*****Source The Daily Yonder, Liz Carey, November 23, 2022
Many rural roads and bridges are in poor shape, a new report says, and fixing them will cost $180 billion.
The report from TRIP, a national transportation research non-profit, found that nearly a third of rural roads (31%) are in poor or mediocre condition and nearly a tenth of rural bridges lack structural integrity.
“A lot of these rural roads were built for very light traffic essentially,” Rocky Moretti, TRIP director of policy and research said in an interview with the Daily Yonder. “Now, whether it’s because of increased agriculture or energy extraction, you’ve got a lot of these roads starting to carry more traffic, and in many cases, large commercial traffic, and they just weren’t built to those standards.”
That leads to more fatal accidents, he said.
In 2020, non-interstate rural roads had a traffic fatality rate of 2.17 deaths for every 100 million vehicle miles traveled (VMT), nearly twice the rate on all other roads (1.09). Despite the fact that rural non-interstate roads only carry 23% of all vehicle traffic in the country, those roads are where an estimated 38% of all the traffic deaths happen.

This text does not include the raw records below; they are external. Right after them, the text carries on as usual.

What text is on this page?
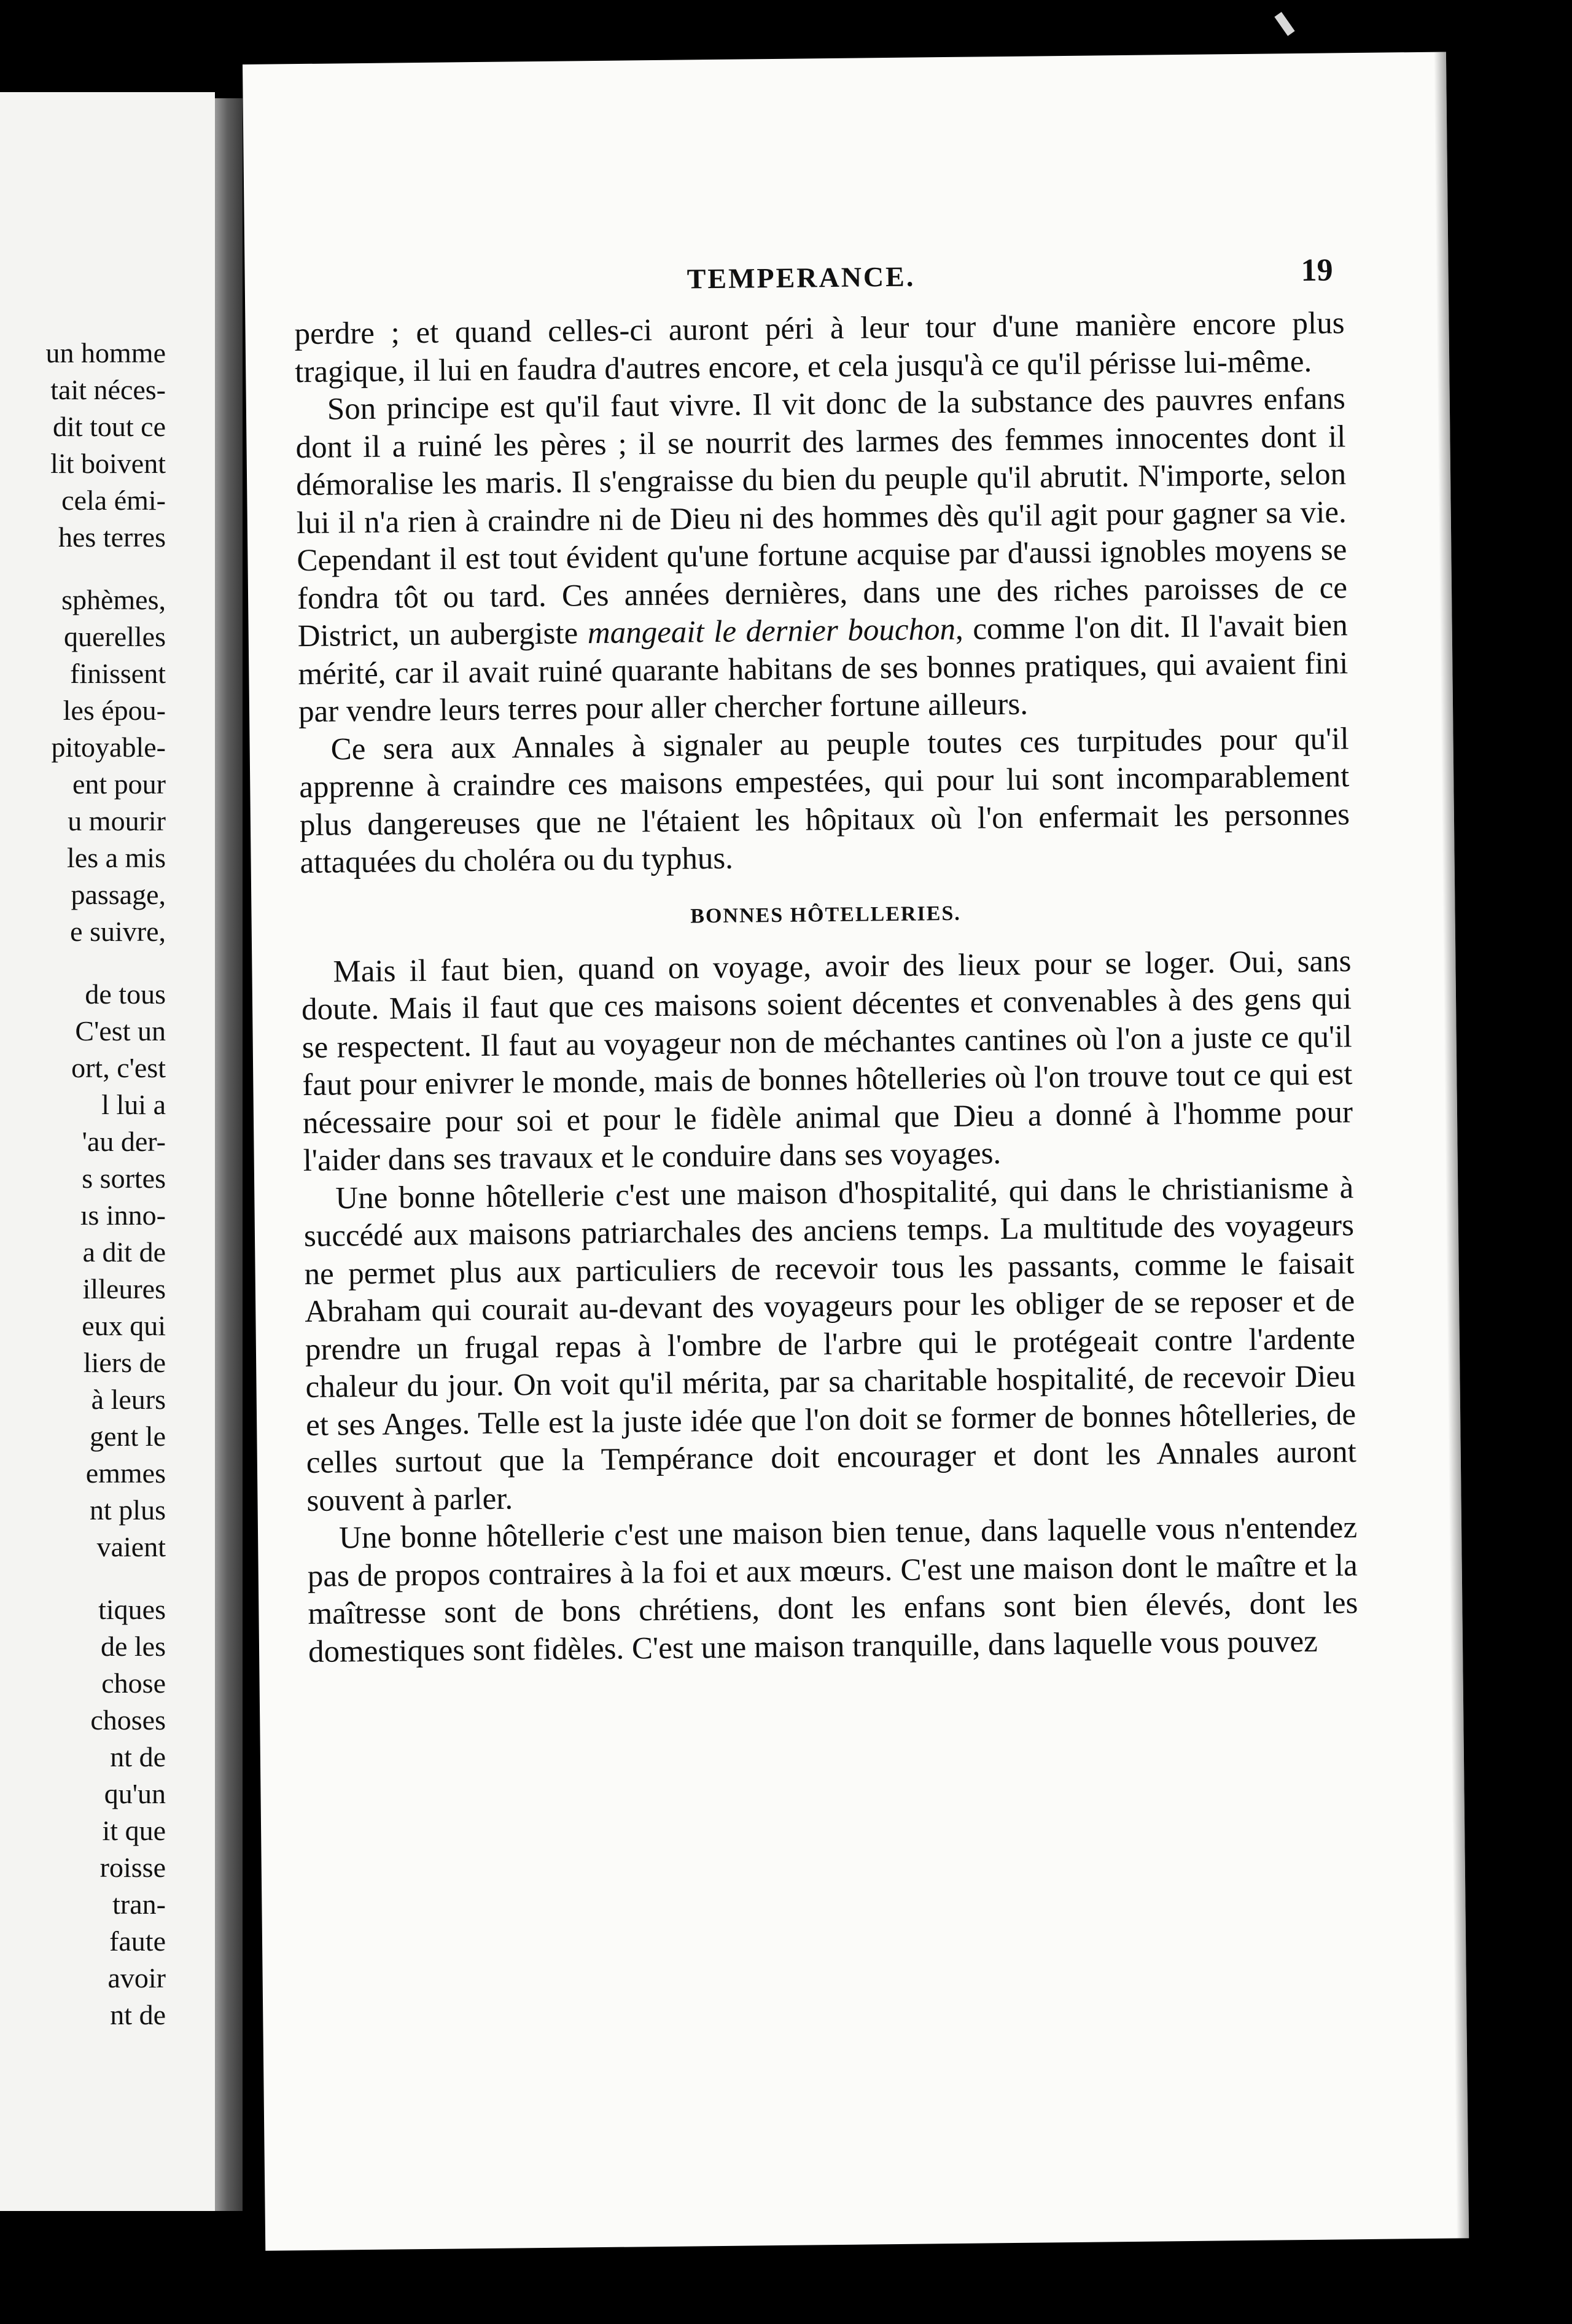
un homme
tait néces-
dit tout ce
lit boivent
cela émi-
hes terres
sphèmes,
querelles
finissent
les épou-
pitoyable-
ent pour
u mourir
les a mis
passage,
e suivre,
de tous
C'est un
ort, c'est
l lui a
'au der-
s sortes
ıs inno-
a dit de
illeures
eux qui
liers de
à leurs
gent le
emmes
nt plus
vaient
tiques
de les
chose
choses
nt de
qu'un
it que
roisse
tran-
faute
avoir
nt de
TEMPERANCE.	19

perdre ; et quand celles-ci auront péri à leur tour d'une manière encore plus tragique, il lui en faudra d'autres encore, et cela jusqu'à ce qu'il périsse lui-même.

Son principe est qu'il faut vivre. Il vit donc de la substance des pauvres enfans dont il a ruiné les pères ; il se nourrit des larmes des femmes innocentes dont il démoralise les maris. Il s'engraisse du bien du peuple qu'il abrutit. N'importe, selon lui il n'a rien à craindre ni de Dieu ni des hommes dès qu'il agit pour gagner sa vie. Cependant il est tout évident qu'une fortune acquise par d'aussi ignobles moyens se fondra tôt ou tard. Ces années dernières, dans une des riches paroisses de ce District, un aubergiste mangeait le dernier bouchon, comme l'on dit. Il l'avait bien mérité, car il avait ruiné quarante habitans de ses bonnes pratiques, qui avaient fini par vendre leurs terres pour aller chercher fortune ailleurs.

Ce sera aux Annales à signaler au peuple toutes ces turpitudes pour qu'il apprenne à craindre ces maisons empestées, qui pour lui sont incomparablement plus dangereuses que ne l'étaient les hôpitaux où l'on enfermait les personnes attaquées du choléra ou du typhus.

BONNES HÔTELLERIES.

Mais il faut bien, quand on voyage, avoir des lieux pour se loger. Oui, sans doute. Mais il faut que ces maisons soient décentes et convenables à des gens qui se respectent. Il faut au voyageur non de méchantes cantines où l'on a juste ce qu'il faut pour enivrer le monde, mais de bonnes hôtelleries où l'on trouve tout ce qui est nécessaire pour soi et pour le fidèle animal que Dieu a donné à l'homme pour l'aider dans ses travaux et le conduire dans ses voyages.

Une bonne hôtellerie c'est une maison d'hospitalité, qui dans le christianisme à succédé aux maisons patriarchales des anciens temps. La multitude des voyageurs ne permet plus aux particuliers de recevoir tous les passants, comme le faisait Abraham qui courait au-devant des voyageurs pour les obliger de se reposer et de prendre un frugal repas à l'ombre de l'arbre qui le protégeait contre l'ardente chaleur du jour. On voit qu'il mérita, par sa charitable hospitalité, de recevoir Dieu et ses Anges. Telle est la juste idée que l'on doit se former de bonnes hôtelleries, de celles surtout que la Tempérance doit encourager et dont les Annales auront souvent à parler.

Une bonne hôtellerie c'est une maison bien tenue, dans laquelle vous n'entendez pas de propos contraires à la foi et aux mœurs. C'est une maison dont le maître et la maîtresse sont de bons chrétiens, dont les enfans sont bien élevés, dont les domestiques sont fidèles. C'est une maison tranquille, dans laquelle vous pouvez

Researchers attribute the higher fatality rate to road conditions like narrower lanes, small shoulders, and sharper curves.
“Roadway safety countermeasures like median cable barriers, rumble strips and guardrails are among the most cost-effective ways to prevent traffic crashes and to save lives when they do happen,” Jake Nelson, AAA traffic safety advocacy and research director, said in a statement. “At a time when our nation is recording record high traffic deaths, transportation investments ought to prioritize curbing traffic injuries where we can make the greatest impact—rural roads.”
The report also found that 8% of the country’s rural bridges are rated poor or structurally deficient, meaning they have significant deterioration. Those bridges often have lower weight limits or are closed to traffic, requiring larger vehicles, like agricultural equipment, commercial trucks, school buses and emergency services vehicles, to find alternative routes.
“In some cases, the classic situation is a one-lane bridge that now is carrying essentially suburban-level traffic,” Moretti said. “A lot of those (bridges) are inadequate.”
Although the road systems may be in sparsely populated areas, officials said, they are key economic drivers, not just to rural residents, but to the country as a whole.